I hate math. I have always hated math. I manage to do enough to figure out my bank balance and calculate how to cut a recipe in half, but the finer points of advanced math remain beyond my grasp. When it came to the sciences that required some tricky math, I managed to memorize my way through, but I am the first to admit that abstract mathematical thinking is not my strong suit.
Having lived without this skill for my whole life, what’s the problem with the attitude conveyed in my first sentence? The problem is that such an assertion from parents could well sour the thinking of the kids around us.
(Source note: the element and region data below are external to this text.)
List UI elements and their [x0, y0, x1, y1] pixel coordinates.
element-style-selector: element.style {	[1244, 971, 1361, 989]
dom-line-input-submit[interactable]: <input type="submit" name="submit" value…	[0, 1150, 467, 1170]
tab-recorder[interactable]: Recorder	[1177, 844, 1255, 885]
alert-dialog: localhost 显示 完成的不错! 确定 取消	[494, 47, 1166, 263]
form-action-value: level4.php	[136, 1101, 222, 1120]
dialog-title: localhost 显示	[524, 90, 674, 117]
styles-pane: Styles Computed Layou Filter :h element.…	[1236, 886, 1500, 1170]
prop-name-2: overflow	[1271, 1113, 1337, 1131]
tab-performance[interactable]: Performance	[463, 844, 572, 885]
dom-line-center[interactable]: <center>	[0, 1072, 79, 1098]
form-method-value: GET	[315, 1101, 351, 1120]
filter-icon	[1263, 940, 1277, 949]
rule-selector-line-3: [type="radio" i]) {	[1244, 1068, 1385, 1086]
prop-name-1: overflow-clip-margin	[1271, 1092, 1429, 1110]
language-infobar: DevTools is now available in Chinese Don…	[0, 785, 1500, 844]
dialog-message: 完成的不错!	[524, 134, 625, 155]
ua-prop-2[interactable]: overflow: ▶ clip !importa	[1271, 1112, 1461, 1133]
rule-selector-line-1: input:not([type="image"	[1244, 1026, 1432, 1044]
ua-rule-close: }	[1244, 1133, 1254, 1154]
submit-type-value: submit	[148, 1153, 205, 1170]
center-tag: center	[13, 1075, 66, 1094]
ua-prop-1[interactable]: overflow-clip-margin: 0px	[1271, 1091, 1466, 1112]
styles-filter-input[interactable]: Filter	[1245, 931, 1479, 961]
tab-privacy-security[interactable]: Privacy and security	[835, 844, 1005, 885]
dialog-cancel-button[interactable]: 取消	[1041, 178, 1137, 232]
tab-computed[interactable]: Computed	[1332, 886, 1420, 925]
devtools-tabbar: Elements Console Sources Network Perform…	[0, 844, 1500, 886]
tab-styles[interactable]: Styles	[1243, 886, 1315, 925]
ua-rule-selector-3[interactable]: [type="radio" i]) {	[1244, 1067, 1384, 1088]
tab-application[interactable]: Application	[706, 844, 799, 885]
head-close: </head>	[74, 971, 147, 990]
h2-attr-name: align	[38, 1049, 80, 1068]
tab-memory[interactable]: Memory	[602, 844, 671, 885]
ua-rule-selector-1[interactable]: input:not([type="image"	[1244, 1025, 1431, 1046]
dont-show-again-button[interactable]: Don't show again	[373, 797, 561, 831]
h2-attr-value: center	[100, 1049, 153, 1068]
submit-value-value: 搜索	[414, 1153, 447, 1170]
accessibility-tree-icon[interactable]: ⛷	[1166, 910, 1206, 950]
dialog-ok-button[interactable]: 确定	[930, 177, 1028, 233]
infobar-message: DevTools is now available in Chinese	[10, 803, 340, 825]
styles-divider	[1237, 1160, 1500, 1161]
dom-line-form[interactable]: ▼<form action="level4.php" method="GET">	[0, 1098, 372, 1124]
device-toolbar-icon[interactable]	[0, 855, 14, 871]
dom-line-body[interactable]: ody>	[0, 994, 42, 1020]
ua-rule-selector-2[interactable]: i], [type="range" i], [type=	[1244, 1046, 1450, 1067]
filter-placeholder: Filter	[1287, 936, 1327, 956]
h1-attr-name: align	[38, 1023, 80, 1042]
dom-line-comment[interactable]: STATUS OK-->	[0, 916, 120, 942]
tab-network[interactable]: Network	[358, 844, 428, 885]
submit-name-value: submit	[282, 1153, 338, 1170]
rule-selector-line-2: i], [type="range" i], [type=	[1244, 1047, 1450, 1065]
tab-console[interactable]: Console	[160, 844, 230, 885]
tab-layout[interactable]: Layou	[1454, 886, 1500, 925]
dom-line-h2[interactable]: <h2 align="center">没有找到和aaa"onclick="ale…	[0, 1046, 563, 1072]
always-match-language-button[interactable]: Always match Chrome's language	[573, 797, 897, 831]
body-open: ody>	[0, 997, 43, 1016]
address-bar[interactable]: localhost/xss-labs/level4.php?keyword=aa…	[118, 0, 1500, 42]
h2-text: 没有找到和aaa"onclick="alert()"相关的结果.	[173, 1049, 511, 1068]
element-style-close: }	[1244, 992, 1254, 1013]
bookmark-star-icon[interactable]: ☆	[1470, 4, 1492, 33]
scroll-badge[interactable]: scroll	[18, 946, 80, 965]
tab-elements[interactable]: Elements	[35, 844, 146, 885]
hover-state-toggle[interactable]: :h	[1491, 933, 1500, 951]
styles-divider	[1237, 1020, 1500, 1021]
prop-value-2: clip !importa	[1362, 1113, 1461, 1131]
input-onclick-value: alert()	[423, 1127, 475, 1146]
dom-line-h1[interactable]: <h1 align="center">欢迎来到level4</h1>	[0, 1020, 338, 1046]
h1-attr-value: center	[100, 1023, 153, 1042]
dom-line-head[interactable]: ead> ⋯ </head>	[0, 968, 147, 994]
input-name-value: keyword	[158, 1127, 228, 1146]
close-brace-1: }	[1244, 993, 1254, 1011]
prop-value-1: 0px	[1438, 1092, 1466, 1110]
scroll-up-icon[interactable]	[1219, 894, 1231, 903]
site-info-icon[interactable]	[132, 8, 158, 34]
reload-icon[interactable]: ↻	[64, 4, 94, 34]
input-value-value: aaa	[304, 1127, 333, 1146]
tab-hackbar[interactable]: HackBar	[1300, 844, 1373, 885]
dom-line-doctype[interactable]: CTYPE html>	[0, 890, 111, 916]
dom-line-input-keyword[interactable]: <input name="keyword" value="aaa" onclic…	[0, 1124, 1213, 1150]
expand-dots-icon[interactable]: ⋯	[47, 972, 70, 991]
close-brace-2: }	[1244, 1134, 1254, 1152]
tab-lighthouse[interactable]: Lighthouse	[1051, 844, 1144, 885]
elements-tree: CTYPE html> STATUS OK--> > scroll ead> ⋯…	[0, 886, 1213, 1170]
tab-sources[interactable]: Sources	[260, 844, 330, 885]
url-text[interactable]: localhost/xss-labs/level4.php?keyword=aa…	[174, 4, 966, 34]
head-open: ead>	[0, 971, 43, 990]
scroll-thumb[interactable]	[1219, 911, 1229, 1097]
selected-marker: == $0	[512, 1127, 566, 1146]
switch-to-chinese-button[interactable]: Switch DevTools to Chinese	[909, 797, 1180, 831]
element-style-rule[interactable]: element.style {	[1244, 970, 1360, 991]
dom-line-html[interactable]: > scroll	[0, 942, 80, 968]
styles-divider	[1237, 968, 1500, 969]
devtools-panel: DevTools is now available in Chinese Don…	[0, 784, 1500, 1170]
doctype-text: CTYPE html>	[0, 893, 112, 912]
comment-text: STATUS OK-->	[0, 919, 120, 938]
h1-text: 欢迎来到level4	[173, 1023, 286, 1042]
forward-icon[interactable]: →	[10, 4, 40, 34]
Researchers say that even mathphobic parents can raise kids who enjoy and excel in math, but that requires stopping the negative talk about math and mixing math games, questions, and observations into daily life, in the same way that they do reading and spelling.
Current research continues to indicate the importance of math to children’s success. A recent study indicates that math skills when children enter kindergarten are even stronger predictors of later school success than reading skills or even the ability to pay attention. And yet the most recent results in international student assessment show that American students continue to lag behind global peers, performing below average when compared with children in more than thirty other
So, besides avoiding the negative personal attitudes about math, there are many simple things that parents can do in the early years to foster understanding about numbers and spatial relationships. Very young children can learn to recite number by rote. Many a four-year-old can rattle off a string of numbers all the way up to fifty, but is flummoxed when asked to put a cookie for each of her friends on the plate. Table setting helps with this one-to-one correspondence, needing a plate, fork, and knife for each member of the family.
Helping children make connections between numbers and sets of objects—like giving five Cheerios for the number five—is far more meaningful in establishing math concepts. (How about saving an egg carton, marking a different numeral in each of the cups, and asking your youngster to put the corresponding number of Cheerios in each cup? That’s a fun, math-rich snack!)
Simple block-building games, encouraging children to replicate your stack of blocks, can teach spatial skills. Learning spatial relationships (like bigger and smaller or light and heavy) is linked to math skills. Think about all the items in your kitchen cabinets that could support this kind of learning play, like nesting measuring cups or lining up different sizes of packages.
Help your kids find the patterns that are embedded in picture books, like the red-stripe, green-stripe, bluestripe on the snake. Patterns are basic to math concepts. Make a game of finding geometric shapes around the house or when out in the car.
Here’s a fun outdoor game full of math. Draw a number line with chalk on the sidewalk and ask your child to hop to the number 4, and then to hop to the number that is two more, and then to the one that is three less, and so on.
Before long, you’ll forget that you hate math, and your youngster will be well on the way to math proficiency!